The Nutritional Properties of Soya Beans
Although a relative newcomer in the West, the soya bean has been cultivated
for thousands of years in the Far East. Indeed, such was its importance that
the ancient Chinese considered the soya bean to be one of the five sacred grains
(along with rice, wheat, barley and millet). Recorded history traces it back
as far as 2838 BC in China, to the 6th century in Japan, and to the 17th century
in Europe. Today, the USA produces one-third of the world's supply, mostly for
use in livestock feed and non-food products with only 2% destined for human
consumption. However, in some areas of China, where soya foods are consumed
in at least ten different forms, soya bean consumption may be as high as 55-60
grams per day. In the UK, the best-known derivatives of this versatile legume
are tofu, soya milk and other soya 'dairy' products, and meat analogues such
as Textured Vegetable Protein (TVP). Its widespread use in the food industry
(it has been estimated that soya is used in 60% of processed foods) undoubtedly
helps to explain why soya beans have become one of the first crops to be genetically
modified - a source of considerable and justifiable concern to many consumers.

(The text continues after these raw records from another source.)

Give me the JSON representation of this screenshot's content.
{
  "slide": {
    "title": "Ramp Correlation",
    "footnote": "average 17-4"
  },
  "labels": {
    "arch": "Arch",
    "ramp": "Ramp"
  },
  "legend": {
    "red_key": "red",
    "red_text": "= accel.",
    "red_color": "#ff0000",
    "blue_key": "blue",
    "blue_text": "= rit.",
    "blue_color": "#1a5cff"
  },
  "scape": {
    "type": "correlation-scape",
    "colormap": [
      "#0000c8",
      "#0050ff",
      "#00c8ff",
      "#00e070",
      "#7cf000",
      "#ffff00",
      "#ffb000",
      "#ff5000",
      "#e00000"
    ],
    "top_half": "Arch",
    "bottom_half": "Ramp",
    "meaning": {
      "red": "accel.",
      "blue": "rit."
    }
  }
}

Like most legumes, soya beans are an excellent source of dietary fibre, complex
carbohydrate and plant protein. On the negative side soya beans are relatively
high in fat, although this is mainly unsaturated fat. For example, 100g dried,
raw soya beans contain 35.9g protein, 15.8g carbohydrate, 8.5g water, and 18.6g
fat, of which just 2.3g is saturated fat. Cooking naturally increases the water
content whilst diluting the other nutrients, but 100g steamed tofu, for example,
still contains 8.1g protein.
However, it is the micronutrient content of soya beans (and, to some extent,
other legumes) which may be of greater significance. For example, phytochemicals
such as saponins (found in a variety of legumes) and isoflavonic phytoestrogens
('plant estrogens' - found primarily in soya beans) may promote bone health,
and reduce the risk of both cardiovascular disease and hormone-related cancers.

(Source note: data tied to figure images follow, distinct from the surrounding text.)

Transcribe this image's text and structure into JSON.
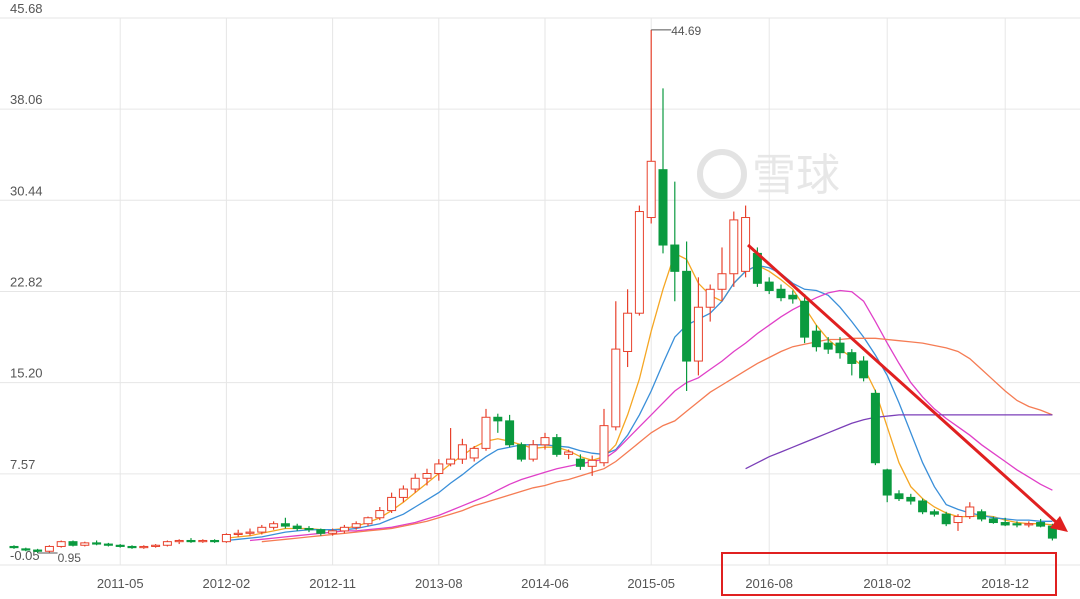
{
  "chart_data": {
    "type": "candlestick",
    "watermark": "雪球",
    "categories": [
      null,
      null,
      null,
      null,
      null,
      null,
      null,
      null,
      null,
      "2011-05",
      null,
      null,
      null,
      null,
      null,
      null,
      null,
      null,
      "2012-02",
      null,
      null,
      null,
      null,
      null,
      null,
      null,
      null,
      "2012-11",
      null,
      null,
      null,
      null,
      null,
      null,
      null,
      null,
      "2013-08",
      null,
      null,
      null,
      null,
      null,
      null,
      null,
      null,
      "2014-06",
      null,
      null,
      null,
      null,
      null,
      null,
      null,
      null,
      "2015-05",
      null,
      null,
      null,
      null,
      null,
      null,
      null,
      null,
      null,
      "2016-08",
      null,
      null,
      null,
      null,
      null,
      null,
      null,
      null,
      null,
      "2018-02",
      null,
      null,
      null,
      null,
      null,
      null,
      null,
      null,
      null,
      "2018-12",
      null,
      null,
      null,
      null
    ],
    "ohlc": [
      [
        1.5,
        1.6,
        1.3,
        1.4
      ],
      [
        1.3,
        1.4,
        1.1,
        1.2
      ],
      [
        1.2,
        1.3,
        0.95,
        1.1
      ],
      [
        1.1,
        1.6,
        1.0,
        1.5
      ],
      [
        1.5,
        2.0,
        1.4,
        1.9
      ],
      [
        1.9,
        2.0,
        1.5,
        1.6
      ],
      [
        1.6,
        1.9,
        1.5,
        1.8
      ],
      [
        1.8,
        2.0,
        1.6,
        1.7
      ],
      [
        1.7,
        1.8,
        1.5,
        1.6
      ],
      [
        1.6,
        1.7,
        1.4,
        1.5
      ],
      [
        1.5,
        1.6,
        1.3,
        1.4
      ],
      [
        1.4,
        1.6,
        1.3,
        1.5
      ],
      [
        1.5,
        1.7,
        1.4,
        1.6
      ],
      [
        1.6,
        2.0,
        1.5,
        1.9
      ],
      [
        1.9,
        2.1,
        1.7,
        2.0
      ],
      [
        2.0,
        2.2,
        1.8,
        1.9
      ],
      [
        1.9,
        2.1,
        1.8,
        2.0
      ],
      [
        2.0,
        2.1,
        1.8,
        1.9
      ],
      [
        1.9,
        2.6,
        1.8,
        2.5
      ],
      [
        2.5,
        2.9,
        2.3,
        2.6
      ],
      [
        2.6,
        3.0,
        2.4,
        2.7
      ],
      [
        2.7,
        3.3,
        2.5,
        3.1
      ],
      [
        3.1,
        3.6,
        2.9,
        3.4
      ],
      [
        3.4,
        3.9,
        3.0,
        3.2
      ],
      [
        3.2,
        3.4,
        2.8,
        3.0
      ],
      [
        3.0,
        3.2,
        2.7,
        2.9
      ],
      [
        2.9,
        3.0,
        2.4,
        2.6
      ],
      [
        2.6,
        3.0,
        2.4,
        2.8
      ],
      [
        2.8,
        3.3,
        2.6,
        3.1
      ],
      [
        3.1,
        3.6,
        2.9,
        3.4
      ],
      [
        3.4,
        4.0,
        3.2,
        3.9
      ],
      [
        3.9,
        4.8,
        3.7,
        4.5
      ],
      [
        4.5,
        6.0,
        4.3,
        5.6
      ],
      [
        5.6,
        6.6,
        5.2,
        6.3
      ],
      [
        6.3,
        7.6,
        6.0,
        7.2
      ],
      [
        7.2,
        8.0,
        6.6,
        7.6
      ],
      [
        7.6,
        8.8,
        7.0,
        8.4
      ],
      [
        8.4,
        11.4,
        8.2,
        8.8
      ],
      [
        8.8,
        10.5,
        8.4,
        10.0
      ],
      [
        8.9,
        9.9,
        8.6,
        9.7
      ],
      [
        9.7,
        13.0,
        9.5,
        12.3
      ],
      [
        12.3,
        12.6,
        11.0,
        12.0
      ],
      [
        12.0,
        12.5,
        9.8,
        10.0
      ],
      [
        10.0,
        10.2,
        8.6,
        8.8
      ],
      [
        8.8,
        10.4,
        8.6,
        10.0
      ],
      [
        10.0,
        11.0,
        9.6,
        10.6
      ],
      [
        10.6,
        10.9,
        9.0,
        9.2
      ],
      [
        9.2,
        9.6,
        8.8,
        9.4
      ],
      [
        8.8,
        9.2,
        7.9,
        8.2
      ],
      [
        8.2,
        9.1,
        7.4,
        8.7
      ],
      [
        8.5,
        13.0,
        8.2,
        11.6
      ],
      [
        11.5,
        22.0,
        11.2,
        18.0
      ],
      [
        17.8,
        23.0,
        16.5,
        21.0
      ],
      [
        21.0,
        30.0,
        20.8,
        29.5
      ],
      [
        29.0,
        44.69,
        28.5,
        33.7
      ],
      [
        33.0,
        39.8,
        26.0,
        26.7
      ],
      [
        26.7,
        32.0,
        22.0,
        24.5
      ],
      [
        24.5,
        27.0,
        14.5,
        17.0
      ],
      [
        17.0,
        24.0,
        15.8,
        21.5
      ],
      [
        21.5,
        23.4,
        20.3,
        23.0
      ],
      [
        23.0,
        26.5,
        22.0,
        24.3
      ],
      [
        24.3,
        29.5,
        23.2,
        28.8
      ],
      [
        24.5,
        30.0,
        24.0,
        29.0
      ],
      [
        26.0,
        26.5,
        23.2,
        23.5
      ],
      [
        23.6,
        24.0,
        22.6,
        22.9
      ],
      [
        23.0,
        23.4,
        22.0,
        22.3
      ],
      [
        22.5,
        22.9,
        21.8,
        22.2
      ],
      [
        22.0,
        22.6,
        18.5,
        19.0
      ],
      [
        19.5,
        20.0,
        17.8,
        18.2
      ],
      [
        18.5,
        19.0,
        17.6,
        18.0
      ],
      [
        18.5,
        19.0,
        17.2,
        17.7
      ],
      [
        17.7,
        18.0,
        15.8,
        16.8
      ],
      [
        17.0,
        17.4,
        15.3,
        15.6
      ],
      [
        14.3,
        14.6,
        8.3,
        8.5
      ],
      [
        7.9,
        8.0,
        5.2,
        5.8
      ],
      [
        5.9,
        6.2,
        5.3,
        5.5
      ],
      [
        5.6,
        5.9,
        5.0,
        5.3
      ],
      [
        5.3,
        5.5,
        4.2,
        4.4
      ],
      [
        4.4,
        4.6,
        4.0,
        4.2
      ],
      [
        4.2,
        4.4,
        3.2,
        3.4
      ],
      [
        3.5,
        4.2,
        2.8,
        4.0
      ],
      [
        4.0,
        5.2,
        3.8,
        4.8
      ],
      [
        4.4,
        4.6,
        3.6,
        3.8
      ],
      [
        3.8,
        4.0,
        3.4,
        3.5
      ],
      [
        3.5,
        3.9,
        3.2,
        3.3
      ],
      [
        3.4,
        3.6,
        3.1,
        3.3
      ],
      [
        3.3,
        3.6,
        3.1,
        3.4
      ],
      [
        3.5,
        3.8,
        3.1,
        3.2
      ],
      [
        3.2,
        3.4,
        2.0,
        2.2
      ]
    ],
    "up_color": "#e8412c",
    "down_color": "#0a9a3f",
    "series": [
      {
        "color": "#f5a623",
        "values": [
          null,
          null,
          null,
          null,
          null,
          null,
          null,
          null,
          null,
          null,
          null,
          null,
          null,
          null,
          null,
          null,
          null,
          null,
          2.2,
          2.3,
          2.4,
          2.6,
          2.8,
          3.0,
          3.0,
          3.0,
          2.9,
          2.9,
          3.0,
          3.2,
          3.5,
          3.9,
          4.5,
          5.2,
          6.0,
          6.8,
          7.6,
          8.4,
          9.1,
          9.8,
          10.3,
          10.5,
          10.3,
          10.0,
          9.7,
          9.8,
          9.8,
          9.5,
          9.0,
          8.7,
          9.0,
          10.0,
          12.5,
          15.5,
          19.5,
          23.0,
          26.0,
          25.5,
          23.5,
          22.5,
          22.0,
          23.5,
          24.5,
          25.0,
          24.5,
          23.8,
          23.0,
          21.5,
          20.0,
          18.8,
          18.0,
          17.3,
          16.5,
          14.5,
          11.5,
          8.5,
          6.5,
          5.5,
          4.8,
          4.3,
          4.0,
          4.0,
          4.1,
          4.0,
          3.7,
          3.5,
          3.4,
          3.4,
          3.3
        ]
      },
      {
        "color": "#3a8fd9",
        "values": [
          null,
          null,
          null,
          null,
          null,
          null,
          null,
          null,
          null,
          null,
          null,
          null,
          null,
          null,
          null,
          null,
          null,
          null,
          2.0,
          2.1,
          2.2,
          2.3,
          2.5,
          2.7,
          2.8,
          2.9,
          2.9,
          2.9,
          2.9,
          3.0,
          3.2,
          3.4,
          3.8,
          4.2,
          4.8,
          5.4,
          6.0,
          6.8,
          7.5,
          8.3,
          9.0,
          9.6,
          9.8,
          10.0,
          10.0,
          10.0,
          9.9,
          9.8,
          9.5,
          9.3,
          9.2,
          9.6,
          10.8,
          12.5,
          14.5,
          16.8,
          19.0,
          20.0,
          20.5,
          21.0,
          22.0,
          23.5,
          24.5,
          25.0,
          24.8,
          24.3,
          23.5,
          23.0,
          22.9,
          22.5,
          21.5,
          20.3,
          19.0,
          17.5,
          15.8,
          13.5,
          11.0,
          8.5,
          6.5,
          5.0,
          4.6,
          4.3,
          4.1,
          3.9,
          3.8,
          3.7,
          3.7,
          3.6,
          3.6
        ]
      },
      {
        "color": "#e040c8",
        "values": [
          null,
          null,
          null,
          null,
          null,
          null,
          null,
          null,
          null,
          null,
          null,
          null,
          null,
          null,
          null,
          null,
          null,
          null,
          null,
          null,
          2.0,
          2.1,
          2.2,
          2.3,
          2.4,
          2.5,
          2.6,
          2.7,
          2.8,
          2.8,
          2.9,
          3.0,
          3.1,
          3.3,
          3.5,
          3.8,
          4.1,
          4.5,
          4.9,
          5.3,
          5.7,
          6.2,
          6.7,
          7.1,
          7.4,
          7.7,
          8.0,
          8.2,
          8.4,
          8.6,
          8.8,
          9.5,
          10.5,
          11.5,
          12.5,
          13.5,
          14.5,
          15.2,
          15.6,
          16.3,
          17.0,
          17.8,
          18.5,
          19.3,
          20.0,
          20.7,
          21.3,
          21.8,
          22.3,
          22.7,
          22.9,
          22.8,
          22.0,
          20.3,
          18.5,
          16.8,
          15.2,
          14.0,
          13.0,
          12.2,
          11.5,
          10.8,
          10.0,
          9.3,
          8.6,
          7.9,
          7.3,
          6.7,
          6.2
        ]
      },
      {
        "color": "#f57c54",
        "values": [
          null,
          null,
          null,
          null,
          null,
          null,
          null,
          null,
          null,
          null,
          null,
          null,
          null,
          null,
          null,
          null,
          null,
          null,
          null,
          null,
          null,
          1.9,
          2.0,
          2.1,
          2.2,
          2.3,
          2.4,
          2.5,
          2.6,
          2.7,
          2.8,
          2.9,
          3.0,
          3.2,
          3.4,
          3.6,
          3.9,
          4.2,
          4.5,
          4.9,
          5.2,
          5.5,
          5.8,
          6.1,
          6.4,
          6.6,
          6.9,
          7.1,
          7.4,
          7.7,
          8.0,
          8.6,
          9.4,
          10.2,
          11.0,
          11.6,
          12.0,
          12.8,
          13.6,
          14.4,
          15.0,
          15.6,
          16.2,
          16.8,
          17.3,
          17.8,
          18.2,
          18.4,
          18.6,
          18.8,
          18.8,
          18.9,
          18.9,
          18.9,
          18.8,
          18.7,
          18.6,
          18.5,
          18.3,
          18.1,
          17.8,
          17.2,
          16.3,
          15.4,
          14.5,
          13.7,
          13.2,
          12.9,
          12.5
        ]
      },
      {
        "color": "#7b3fb8",
        "values": [
          null,
          null,
          null,
          null,
          null,
          null,
          null,
          null,
          null,
          null,
          null,
          null,
          null,
          null,
          null,
          null,
          null,
          null,
          null,
          null,
          null,
          null,
          null,
          null,
          null,
          null,
          null,
          null,
          null,
          null,
          null,
          null,
          null,
          null,
          null,
          null,
          null,
          null,
          null,
          null,
          null,
          null,
          null,
          null,
          null,
          null,
          null,
          null,
          null,
          null,
          null,
          null,
          null,
          null,
          null,
          null,
          null,
          null,
          null,
          null,
          null,
          null,
          8.0,
          8.5,
          9.0,
          9.4,
          9.8,
          10.2,
          10.6,
          11.0,
          11.4,
          11.8,
          12.1,
          12.3,
          12.4,
          12.5,
          12.5,
          12.5,
          12.5,
          12.5,
          12.5,
          12.5,
          12.5,
          12.5,
          12.5,
          12.5,
          12.5,
          12.5,
          12.5
        ]
      }
    ],
    "annotations": [
      {
        "value": 44.69,
        "label": "44.69"
      },
      {
        "value": 0.95,
        "label": "0.95"
      }
    ],
    "ylim": [
      -0.05,
      45.68
    ],
    "yticks": [
      -0.05,
      7.57,
      {
        "value": 15.2,
        "label": "15.20"
      },
      22.82,
      30.44,
      38.06,
      45.68
    ],
    "grid": true
  }
}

Indeed, a recent study by the Cancer Research Center of Hawaii showed that women
who ate foods rich in phytoestrogens had a reduced risk of endometrial cancer
compared to women who consumed little on none of these foods. However, a review
of 58 epidemiological studies reporting results for legume consumption and cancer
risk by the World Cancer Research Fund showed inconsistent results, so that
the jury is still out on this question.
More certain is the cholesterol-lowering effect of soya protein. A recent meta-analysis
of the effects of soya protein on serum lipids in 29 controlled clinical trials
showed that total cholesterol decreased by 9.3%, LDL-cholesterol ('bad' cholesterol)

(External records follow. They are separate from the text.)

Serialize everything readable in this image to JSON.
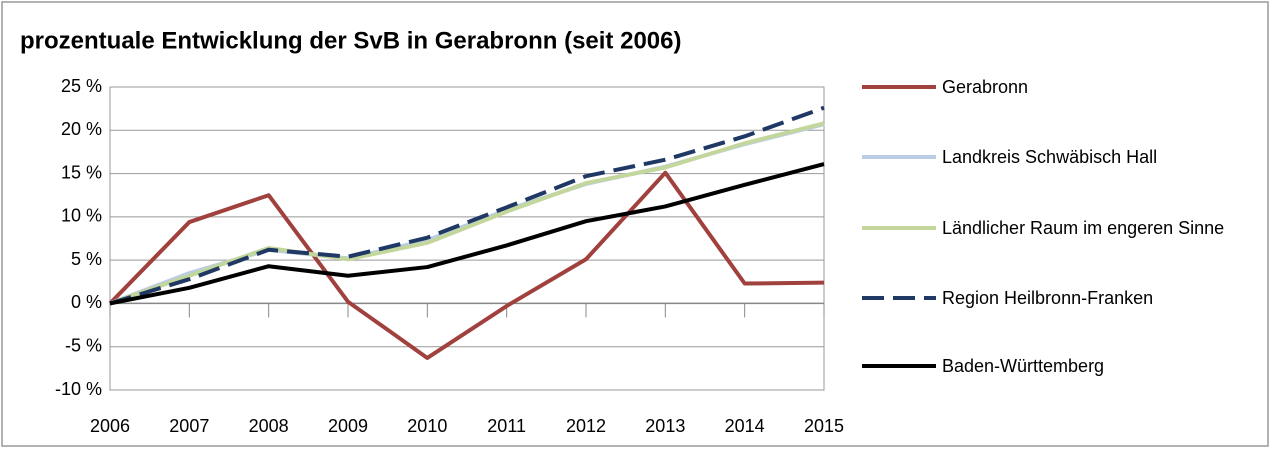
{
  "chart_data": {
    "type": "line",
    "title": "prozentuale Entwicklung der SvB in Gerabronn (seit 2006)",
    "categories": [
      "2006",
      "2007",
      "2008",
      "2009",
      "2010",
      "2011",
      "2012",
      "2013",
      "2014",
      "2015"
    ],
    "series": [
      {
        "name": "Gerabronn",
        "color": "#a0413e",
        "dash": false,
        "values": [
          0,
          9.4,
          12.5,
          0.2,
          -6.3,
          -0.3,
          5.1,
          15.1,
          2.3,
          2.4
        ]
      },
      {
        "name": "Landkreis Schwäbisch Hall",
        "color": "#b9cde5",
        "dash": false,
        "values": [
          0,
          3.5,
          6.2,
          5.2,
          7.3,
          10.8,
          13.8,
          15.8,
          18.4,
          20.7
        ]
      },
      {
        "name": "Ländlicher Raum im engeren Sinne",
        "color": "#c3d69b",
        "dash": false,
        "values": [
          0,
          3.2,
          6.4,
          5.1,
          7.0,
          10.6,
          13.9,
          15.7,
          18.5,
          20.8
        ]
      },
      {
        "name": "Region Heilbronn-Franken",
        "color": "#1f3864",
        "dash": true,
        "values": [
          0,
          2.8,
          6.2,
          5.4,
          7.6,
          11.1,
          14.7,
          16.6,
          19.3,
          22.6
        ]
      },
      {
        "name": "Baden-Württemberg",
        "color": "#000000",
        "dash": false,
        "values": [
          0,
          1.8,
          4.3,
          3.2,
          4.2,
          6.7,
          9.5,
          11.2,
          13.7,
          16.1
        ]
      }
    ],
    "ylim": [
      -10,
      25
    ],
    "yticks": [
      {
        "value": -10,
        "label": "-10 %"
      },
      {
        "value": -5,
        "label": "-5 %"
      },
      {
        "value": 0,
        "label": "0 %"
      },
      {
        "value": 5,
        "label": "5 %"
      },
      {
        "value": 10,
        "label": "10 %"
      },
      {
        "value": 15,
        "label": "15 %"
      },
      {
        "value": 20,
        "label": "20 %"
      },
      {
        "value": 25,
        "label": "25 %"
      }
    ],
    "grid": true,
    "legend": "right"
  }
}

decreased by 12.9%, triglycerides decreased by 10.5%, and HDL-cholesterol ('good'
cholesterol) increased by 2.4% in the intervention (soya protein) groups compared
with the control groups. These beneficial effects on serum lipids are likely
to result in a considerably reduced risk of coronary heart disease. Other potential
benefits of legumes include their extremely low glycaemic index, which suggests
that they may be a particularly important food for diabetics and individuals
at risk of becoming insulin resistant, and the relief of menopausal symptoms.